ただ共にいるということをしたい。(実は認知症の母親も同居している)という想いと共にこの生活に入った。怒ったり、笑ったり、じっとしたり。今までにない時間の使い方をしている実感と飛ぶように流れる時間に焦りも交わりながら、社会から少し離れている。平日息子と散歩しながら眺める秋の空は、こんなにも美しいものなのかと改めて感じた。

社長に就任した2009年10月は、会社の主要顧客(なんと70%以上の依存率)の中国への生産移転が完了した時期で、売り上げが激減する事態が目の前に迫っていた。税理士などから就任を促され、火中の栗を拾うがごとく自分の意志でそれは手に取らなければならなかった。

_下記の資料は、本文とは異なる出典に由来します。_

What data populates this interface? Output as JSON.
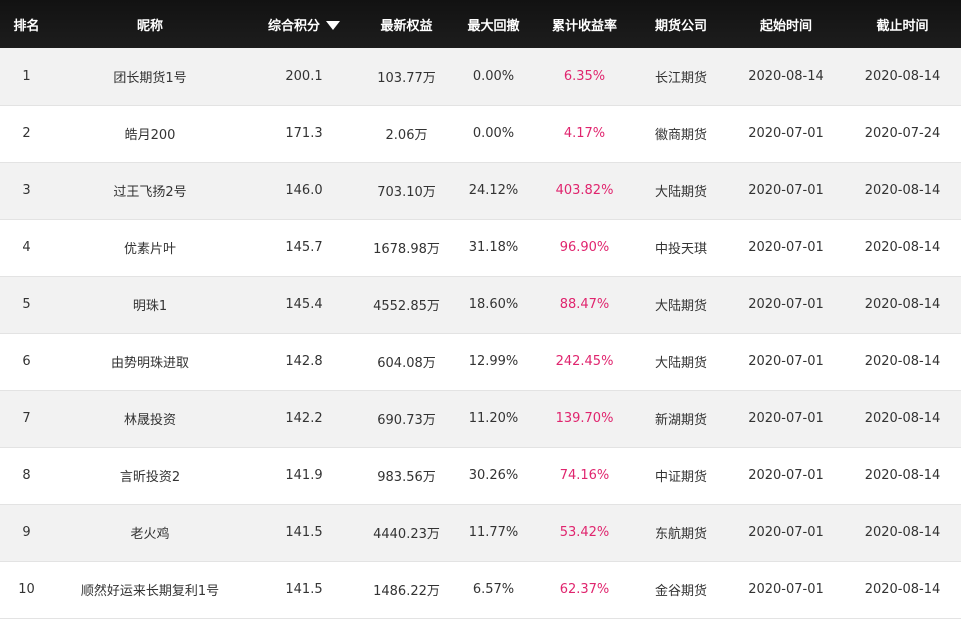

手に取った後はもう何が何だか分からないくらい焦り、いろんなことを即決で実行するという事態になり、腹落ちとか覚悟をしたのは、就任後半年以上過ぎた後であった。折からのリーマンショックで融資は受けていたが、社長就任時はその融資資金はすべて枯渇し、返済だけが残っていた。いろんな人を傷つけ、自分も深く傷を負った。最初の半年の記憶の詳細はない。

火中の栗は、むちゃくちゃ熱くて、いくつかは爆ぜた。

10年の月日が流れ、やがて栗は秋の味覚の如く美味しくなっていった。いろんなことはもちろんあったが、10年間会社は存続した。

障がいがあるとか、まともであるとか、ないとかに関わらず、ごちゃまぜ人材の活用ででイノベーションを起こしたいとここ数年は活動をしてきた。移住してくる若手社員も増えた。部活動など個性を外へ表現する者も増えてきた。働き方や世の中の価値観が変わりつつある中、これからがとても楽しみであった。

早川工業株式会社


なのに~それを急に手放し退任した。経緯は割愛するが、直感で意外にあっさりと行動できた。

美味しく実りそうな栗

宝の原石

執着の塊。。。になりつつあった

を手放した。自分の意志で。

ここでまた自分の「意志」でと書いているが、本当に意志だったのだろうかと感じている。手に取る、手から放つという自分の行動ではあったのだが、意志とは別の何かに働きかけられていた気がする。どちらの時も周りの方々からは、とても勇気がいることですね。と言っていただいた。いわゆるチャレンジという意味では同じ意味なのかもしれないが、その有様は全く違うものであった。

10年前は戦い挑んだ自我の表れだったと感じている。得るものは多く満足感も得られていたかもしれないが、自我はいつまで経っても満たされることはなく苦しみの連続である。しかし、自分の執着から少し距離を取り、自然に任せて放ったら、ここ数ヶ月で、縁を通じて意図していなかった繋がりを多くいただいた。

相対した境地を体感し、またそれは同時に不二でもあった。

※不二=対立していて二元的に見える事柄も、絶対的な立場から見ると対立がなく一つのものであるということ。

放って空いた空間に風が吹き込むように入ってくる。

息子と共に歩き、秋の空を美しいと感じた気持ちのように。